大模型生成一段回复可能需要几秒到几十秒。如果等全部生成完再返回,用户盯着空白页面等十几秒——这体验和看加载转圈没区别。流式输出让用户看到逐字生成的效果,感知等待时间大幅缩短,这是大模型应用的基本体验要求;
这篇文章从后端到前端,完整实现流式输出;
SSE vs WebSocket
大模型场景只需要服务器向客户端推送token,不需要客户端频繁发消息。SSE是单向推送,比WebSocket更简单,浏览器原生支持EventSource API,还自带断线重连。对于大模型流式输出,SSE是更合适的选择;
WebSocket适合需要双向高频通信的场景(比如实时协作编辑),但在大模型流式输出上有点杀鸡用牛刀;
后端实现
from fastapi import FastAPI
from fastapi.responses import StreamingResponse
from openai import OpenAI
import json
app = FastAPI()
client = OpenAI(base_url="http://localhost:11434/v1", api_key="ollama")
@app.post("/v1/chat/stream")
async def chat_stream(request: ChatRequest):
async def generate():
stream = client.chat.completions.create(
model=request.model,
messages=[m.dict() for m in request.messages],
stream=True
)
for chunk in stream:
delta = chunk.choices[0].delta
if delta.content:
yield f"data: {json.dumps({'content': delta.content}, ensure_ascii=False)}\n\n"
yield "data: [DONE]\n\n"
return StreamingResponse(
generate(),
media_type="text/event-stream",
headers={
"Cache-Control": "no-cache",
"Connection": "keep-alive",
"X-Accel-Buffering": "no" # 禁用Nginx缓冲
}
)
X-Accel-Buffering: no是最容易忘的配置。如果前面有Nginx代理但没加这行,Nginx会把响应攒够再返回,流式输出就失效了。

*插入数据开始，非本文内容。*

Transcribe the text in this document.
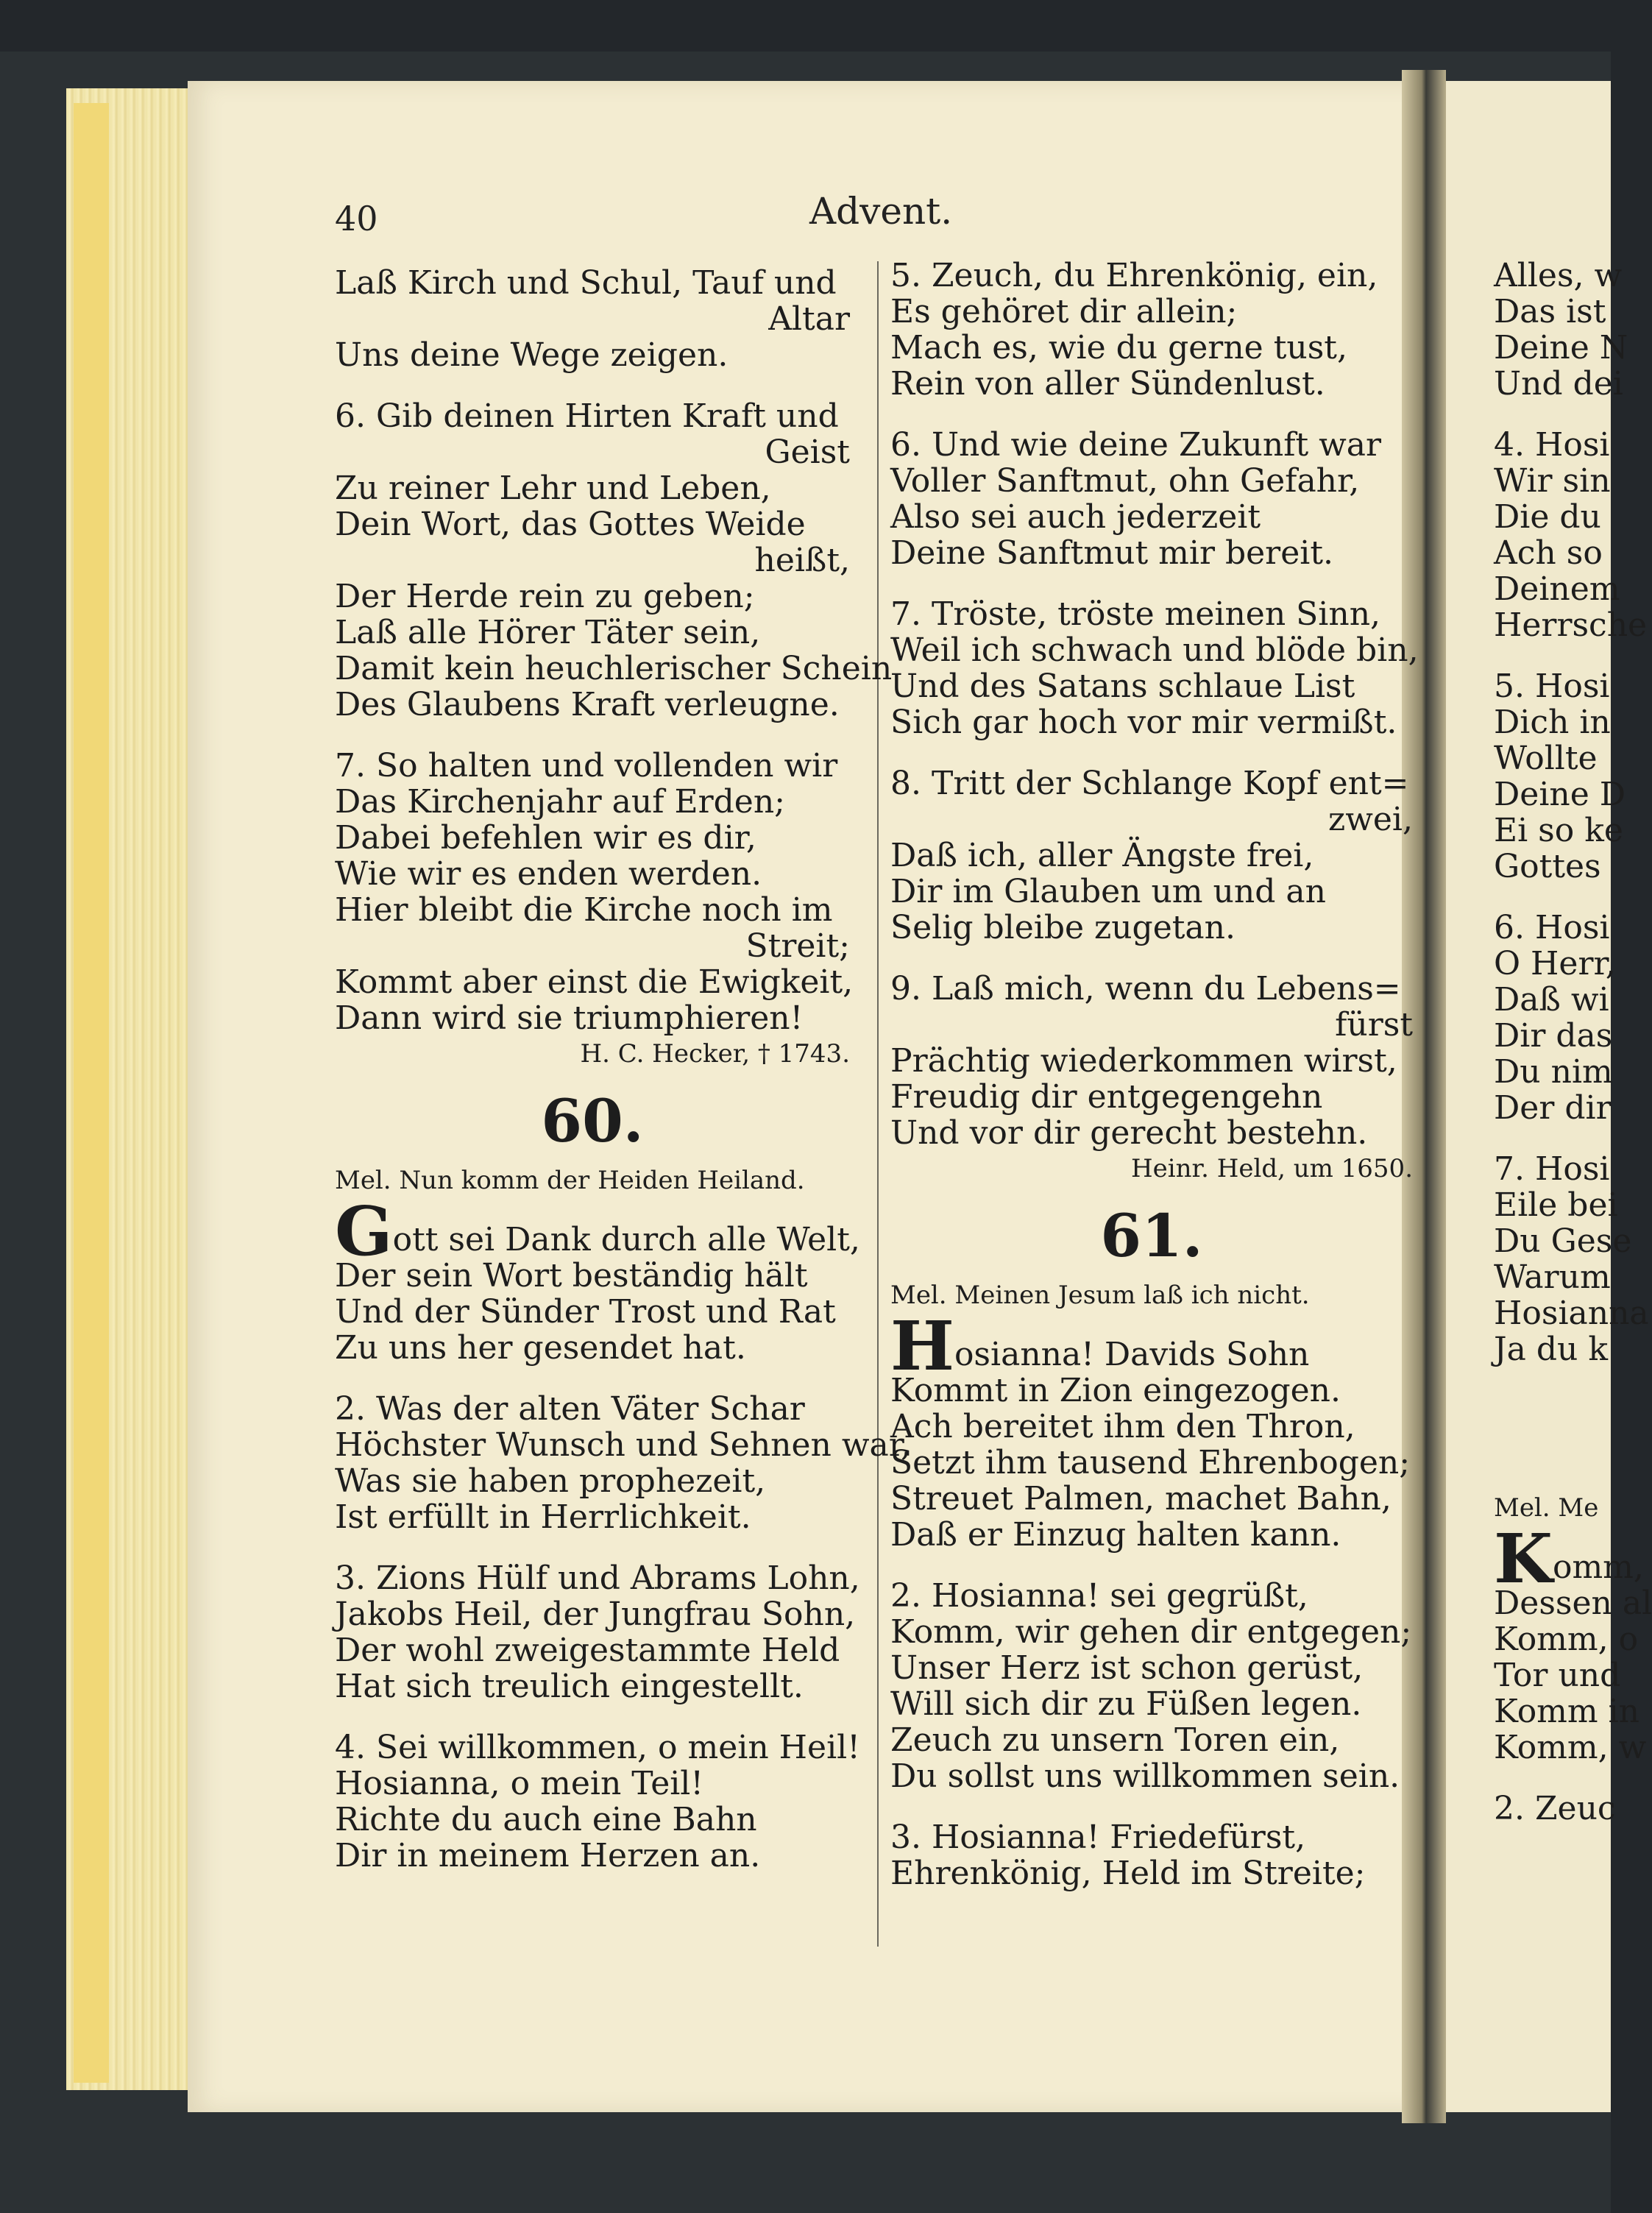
40	Advent.
Laß Kirch und Schul, Tauf und
Altar
Uns deine Wege zeigen.
6. Gib deinen Hirten Kraft und
Geist
Zu reiner Lehr und Leben,
Dein Wort, das Gottes Weide
heißt,
Der Herde rein zu geben;
Laß alle Hörer Täter sein,
Damit kein heuchlerischer Schein
Des Glaubens Kraft verleugne.
7. So halten und vollenden wir
Das Kirchenjahr auf Erden;
Dabei befehlen wir es dir,
Wie wir es enden werden.
Hier bleibt die Kirche noch im
Streit;
Kommt aber einst die Ewigkeit,
Dann wird sie triumphieren!
H. C. Hecker, † 1743.
60.
Mel. Nun komm der Heiden Heiland.
Gott sei Dank durch alle Welt,
Der sein Wort beständig hält
Und der Sünder Trost und Rat
Zu uns her gesendet hat.
2. Was der alten Väter Schar
Höchster Wunsch und Sehnen war,
Was sie haben prophezeit,
Ist erfüllt in Herrlichkeit.
3. Zions Hülf und Abrams Lohn,
Jakobs Heil, der Jungfrau Sohn,
Der wohl zweigestammte Held
Hat sich treulich eingestellt.
4. Sei willkommen, o mein Heil!
Hosianna, o mein Teil!
Richte du auch eine Bahn
Dir in meinem Herzen an.
5. Zeuch, du Ehrenkönig, ein,
Es gehöret dir allein;
Mach es, wie du gerne tust,
Rein von aller Sündenlust.
6. Und wie deine Zukunft war
Voller Sanftmut, ohn Gefahr,
Also sei auch jederzeit
Deine Sanftmut mir bereit.
7. Tröste, tröste meinen Sinn,
Weil ich schwach und blöde bin,
Und des Satans schlaue List
Sich gar hoch vor mir vermißt.
8. Tritt der Schlange Kopf ent=
zwei,
Daß ich, aller Ängste frei,
Dir im Glauben um und an
Selig bleibe zugetan.
9. Laß mich, wenn du Lebens=
fürst
Prächtig wiederkommen wirst,
Freudig dir entgegengehn
Und vor dir gerecht bestehn.
Heinr. Held, um 1650.
61.
Mel. Meinen Jesum laß ich nicht.
Hosianna! Davids Sohn
Kommt in Zion eingezogen.
Ach bereitet ihm den Thron,
Setzt ihm tausend Ehrenbogen;
Streuet Palmen, machet Bahn,
Daß er Einzug halten kann.
2. Hosianna! sei gegrüßt,
Komm, wir gehen dir entgegen;
Unser Herz ist schon gerüst,
Will sich dir zu Füßen legen.
Zeuch zu unsern Toren ein,
Du sollst uns willkommen sein.
3. Hosianna! Friedefürst,
Ehrenkönig, Held im Streite;
Alles, w
Das ist
Deine N
Und dei
4. Hosi
Wir sin
Die du
Ach so
Deinem
Herrsche
5. Hosi
Dich in
Wollte
Deine D
Ei so ke
Gottes
6. Hosi
O Herr,
Daß wi
Dir das
Du nim
Der dir
7. Hosi
Eile bei
Du Gese
Warum
Hosianna
Ja du k
Mel. Me
Komm,
Dessen al
Komm, o
Tor und
Komm in
Komm, w
2. Zeuc
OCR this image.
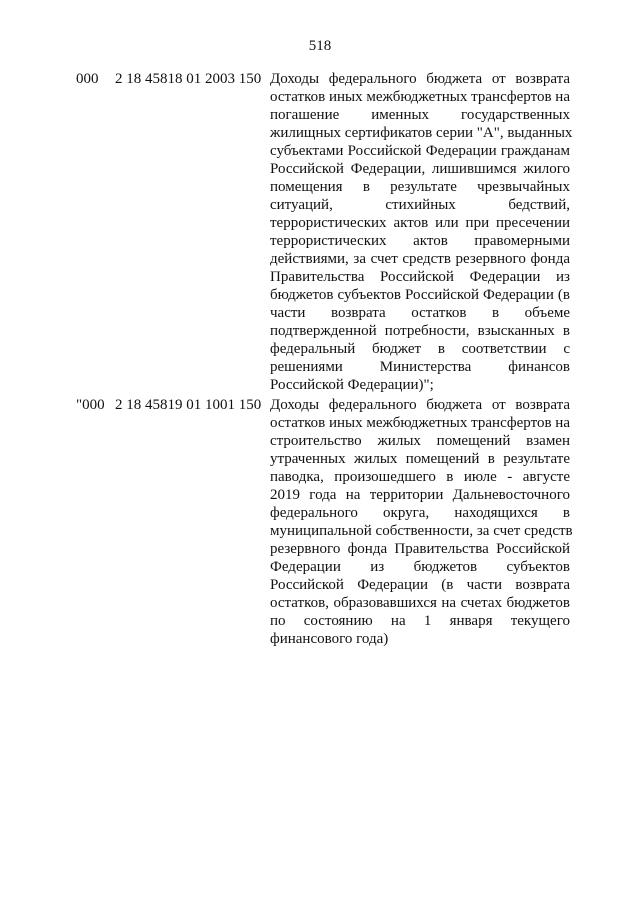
518
000 2 18 45818 01 2003 150 Доходы федерального бюджета от возврата
остатков иных межбюджетных трансфертов на
погашение именных государственных
жилищных сертификатов серии "А", выданных
субъектами Российской Федерации гражданам
Российской Федерации, лишившимся жилого
помещения в результате чрезвычайных
ситуаций, стихийных бедствий,
террористических актов или при пресечении
террористических актов правомерными
действиями, за счет средств резервного фонда
Правительства Российской Федерации из
бюджетов субъектов Российской Федерации (в
части возврата остатков в объеме
подтвержденной потребности, взысканных в
федеральный бюджет в соответствии с
решениями Министерства финансов
Российской Федерации)";
"000 2 18 45819 01 1001 150 Доходы федерального бюджета от возврата
остатков иных межбюджетных трансфертов на
строительство жилых помещений взамен
утраченных жилых помещений в результате
паводка, произошедшего в июле - августе
2019 года на территории Дальневосточного
федерального округа, находящихся в
муниципальной собственности, за счет средств
резервного фонда Правительства Российской
Федерации из бюджетов субъектов
Российской Федерации (в части возврата
остатков, образовавшихся на счетах бюджетов
по состоянию на 1 января текущего
финансового года)
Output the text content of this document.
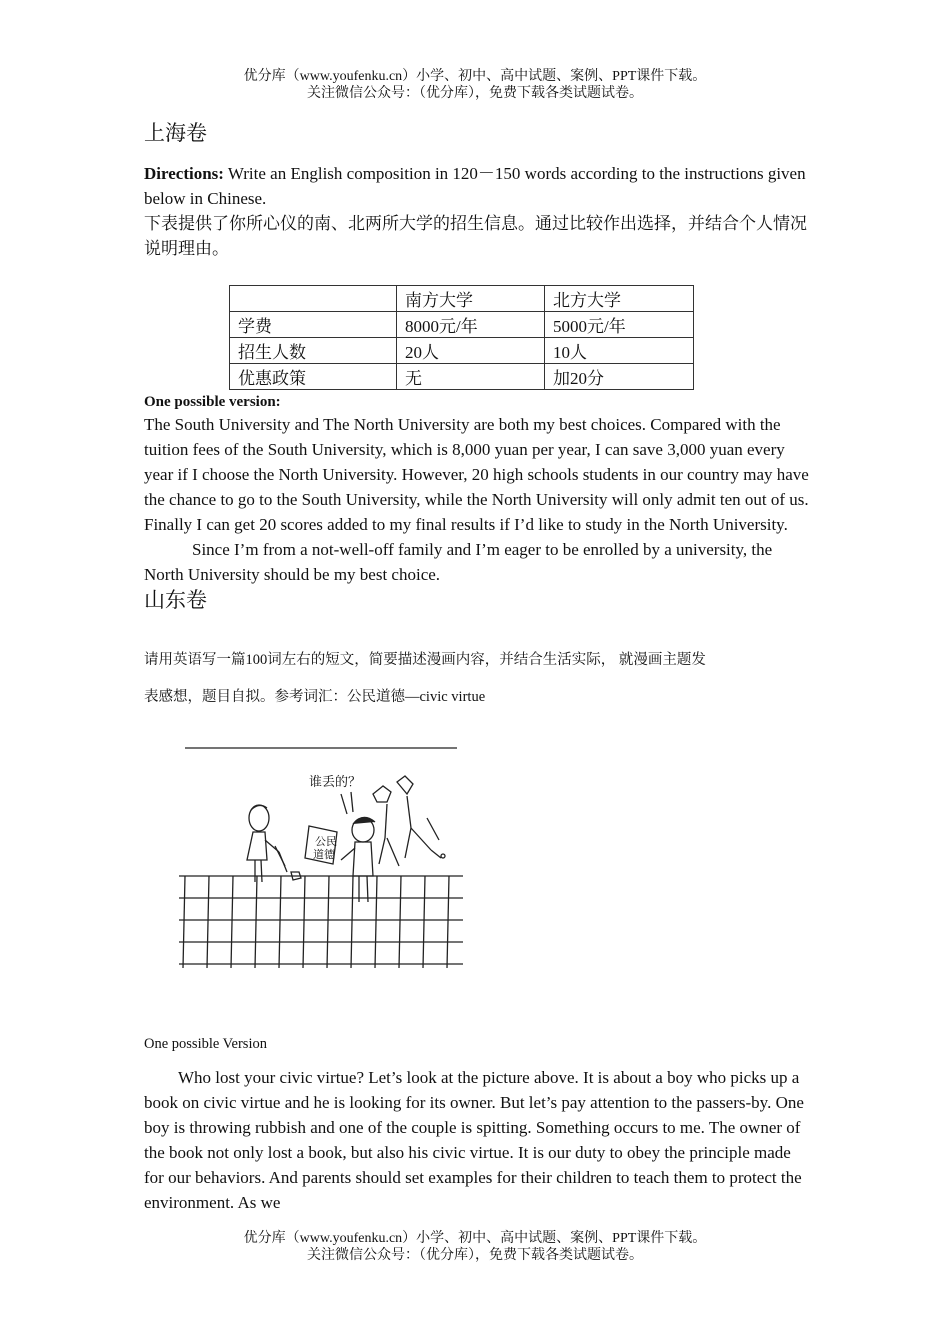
优分库（www.youfenku.cn）小学、初中、高中试题、案例、PPT课件下载。
关注微信公众号：（优分库），免费下载各类试题试卷。
上海卷

Directions: Write an English composition in 120－150 words according to the instructions given below in Chinese.

下表提供了你所心仪的南、北两所大学的招生信息。通过比较作出选择，并结合个人情况说明理由。

	南方大学	北方大学
学费	8000元/年	5000元/年
招生人数	20人	10人
优惠政策	无	加20分
One possible version:

The South University and The North University are both my best choices. Compared with the tuition fees of the South University, which is 8,000 yuan per year, I can save 3,000 yuan every year if I choose the North University. However, 20 high schools students in our country may have the chance to go to the South University, while the North University will only admit ten out of us. Finally I can get 20 scores added to my final results if I’d like to study in the North University.

Since I’m from a not-well-off family and I’m eager to be enrolled by a university, the North University should be my best choice.

山东卷
请用英语写一篇100词左右的短文，简要描述漫画内容，并结合生活实际， 就漫画主题发
表感想，题目自拟。参考词汇：公民道德—civic virtue
谁丢的？
公民
道德
One possible Version

Who lost your civic virtue? Let’s look at the picture above. It is about a boy who picks up a book on civic virtue and he is looking for its owner. But let’s pay attention to the passers-by. One boy is throwing rubbish and one of the couple is spitting. Something occurs to me. The owner of the book not only lost a book, but also his civic virtue. It is our duty to obey the principle made for our behaviors. And parents should set examples for their children to teach them to protect the environment. As we

优分库（www.youfenku.cn）小学、初中、高中试题、案例、PPT课件下载。
关注微信公众号：（优分库），免费下载各类试题试卷。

排查"流式不生效"的问题时,80%的原因在这里。
前端实现
async function chat(messages, onChunk) {
const resp = await fetch('/v1/chat/stream', {
method: 'POST',
headers: {'Content-Type': 'application/json'},
body: JSON.stringify({model: 'deepseek-r1:7b', messages})
});
const reader = resp.body.getReader();
const decoder = new TextDecoder();
let buffer = '';
while (true) {
const {done, value} = await reader.read();
if (done) break;
buffer += decoder.decode(value, {stream: true});
const lines = buffer.split('\n');
buffer = lines.pop(); // 保留不完整的行
for (const line of lines) {
if (line.startsWith('data: ')) {
const payload = line.slice(6);
if (payload === '[DONE]') return;
const data = JSON.parse(payload);
onChunk(data.content);
}
}
}
}
buffer的处理是关键——SSE数据块可能被TCP分片,一行可能分两次到达。用buffer暂存不完整的行,下次循环再处理。
React封装
function useStreamingChat() {
const [content, setContent] = useState('');
const [loading, setLoading] = useState(false);
const send = useCallback(async (messages) => {
setLoading(true);
setContent('');
let full = '';
const resp = await fetch('/v1/chat/stream', {
method: 'POST',
headers: {'Content-Type': 'application/json'},
body: JSON.stringify({model: 'deepseek-r1:7b', messages, stream: true})
});
const reader = resp.body.getReader();
const dec = new TextDecoder();
let buf = '';
while (true) {
const {done, value} = await reader.read();
if (done) break;
buf += dec.decode(value, {stream: true});
const parts = buf.split('\n');
buf = parts.pop();
for (const p of parts) {
if (p.startsWith('data: ') && !p.includes('[DONE]')) {
full += JSON.parse(p.slice(6)).content;
setContent(full);
}
}
}
setLoading(false);
}, []);
return {content, loading, send};
}
Nginx配置
location /v1/chat/stream {
proxy_pass http://backend;
proxy_http_version 1.1;
proxy_set_header Connection "";
proxy_buffering off;
proxy_cache off;
proxy_read_timeout 300s;
}
proxy_buffering off是必须的。proxy_read_timeout设300秒是因为长回复的生成时间可能超过默认的60秒超时。
写在最后
流式输出的技术实现不复杂,但细节决定体验。Nginx缓冲、TCP分片处理、超时配置——这几个点踩对了,流式输出就能顺畅工作。